Replaçant sa veste noire après un petit courant d’air, l’anglais avançait dans la foule, se mêlant à toutes ces personnes, tel un anonyme, alors qu’il était l’Angleterre elle-même. La grande formalité de sa tenue indiquait qu’il sortait d’une visite importante. Et pas n’importe quelle visite.
Un entretien avec la Reine, l’inestimable Reine Victoria. Il n’était pas rare pour lui de la voir, il faisait ça depuis le début de son histoire, rendre visite à ses dirigeants pour s’entretenir de choses  et d’autres, parler de guerres, ou tout simplement en profiter pour prendre un thé.
Mais malheureusement pour Arthur Kirkland, l’élève de l’académie, ce n’était pas aujourd’hui qu’il rencontrerait cette Reine, l’histoire qu’il venait de prendre en route se déroulait juste après.
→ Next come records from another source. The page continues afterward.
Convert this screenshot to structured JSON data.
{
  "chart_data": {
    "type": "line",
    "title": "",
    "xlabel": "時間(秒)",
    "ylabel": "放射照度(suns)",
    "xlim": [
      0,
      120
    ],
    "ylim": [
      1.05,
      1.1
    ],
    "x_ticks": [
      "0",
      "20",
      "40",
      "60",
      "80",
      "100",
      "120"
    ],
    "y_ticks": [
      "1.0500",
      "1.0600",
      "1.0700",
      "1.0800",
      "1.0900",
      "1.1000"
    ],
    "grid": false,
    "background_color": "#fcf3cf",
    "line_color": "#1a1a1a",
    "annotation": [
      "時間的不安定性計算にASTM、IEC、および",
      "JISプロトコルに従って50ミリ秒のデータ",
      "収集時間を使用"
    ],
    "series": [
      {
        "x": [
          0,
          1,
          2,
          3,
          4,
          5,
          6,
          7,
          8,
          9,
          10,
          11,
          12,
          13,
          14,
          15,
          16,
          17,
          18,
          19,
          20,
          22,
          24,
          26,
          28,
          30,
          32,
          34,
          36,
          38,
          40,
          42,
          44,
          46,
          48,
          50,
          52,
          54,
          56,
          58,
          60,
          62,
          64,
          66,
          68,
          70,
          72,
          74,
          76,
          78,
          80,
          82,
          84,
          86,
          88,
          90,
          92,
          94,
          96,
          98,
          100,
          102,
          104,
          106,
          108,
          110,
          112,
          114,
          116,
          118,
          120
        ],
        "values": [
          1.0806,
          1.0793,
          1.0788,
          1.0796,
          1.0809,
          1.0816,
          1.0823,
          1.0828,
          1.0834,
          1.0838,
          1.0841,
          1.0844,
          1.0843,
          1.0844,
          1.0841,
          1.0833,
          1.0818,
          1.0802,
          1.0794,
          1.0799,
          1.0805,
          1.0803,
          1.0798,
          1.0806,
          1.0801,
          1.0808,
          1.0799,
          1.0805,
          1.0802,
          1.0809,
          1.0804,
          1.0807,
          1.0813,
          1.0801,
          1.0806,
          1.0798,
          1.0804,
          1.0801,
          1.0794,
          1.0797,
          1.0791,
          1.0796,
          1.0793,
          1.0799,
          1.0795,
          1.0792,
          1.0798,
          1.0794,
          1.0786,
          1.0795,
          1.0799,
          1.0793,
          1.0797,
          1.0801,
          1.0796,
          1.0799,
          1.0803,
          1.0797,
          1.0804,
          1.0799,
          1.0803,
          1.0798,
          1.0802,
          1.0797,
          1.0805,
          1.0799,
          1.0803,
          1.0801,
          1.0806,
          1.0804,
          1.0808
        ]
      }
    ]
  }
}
Mais quelque chose d’encore plus incroyable allait lui arriver sous peu.

Jeudi 8 Novembre 1888.

Le vent était glacial en cette saison, les températures étaient en baisse ces derniers temps, mais ce n’était qu’une année comme une autre, un hiver comme ceux qu’il a déjà vécu depuis si longtemps. Mais il pressait quand même le pas, impatient d’enfin entrer dans un fiacre pour se rendre là où il le désirait. Traversant une route pour passer par une petite ruelle, son esprit se perdait dans des réflexions vaines, qu’allait-il cuisiner ce soir ? Ou pourquoi ne pas se rendre au restaurant pour manger quelque chose de bon ? Manquant de rentrer dans une dame joliment vêtue d’une robe beige agrémentée d’un drapé rouge, il s’excusa en lui faisant de nombreux sourires, charmée qu’elle était par ce gentilhomme agréable.
Il descendit une grande rue animée, pour finalement arriver à son endroit habituel, là où un fiacre l’attendait. Adressant un sourire au cocher, vêtu d’un gros manteau pour braver le vent hivernal. Sans perdre un instant, l’anglais pénétra dans la cabine et s’y installant, après lui avoir indiqué sa destination.
Le temps du voyage était assez rapide, alors que le blond regardait dehors, les gens qui défilaient à mesure que le cheval avançait.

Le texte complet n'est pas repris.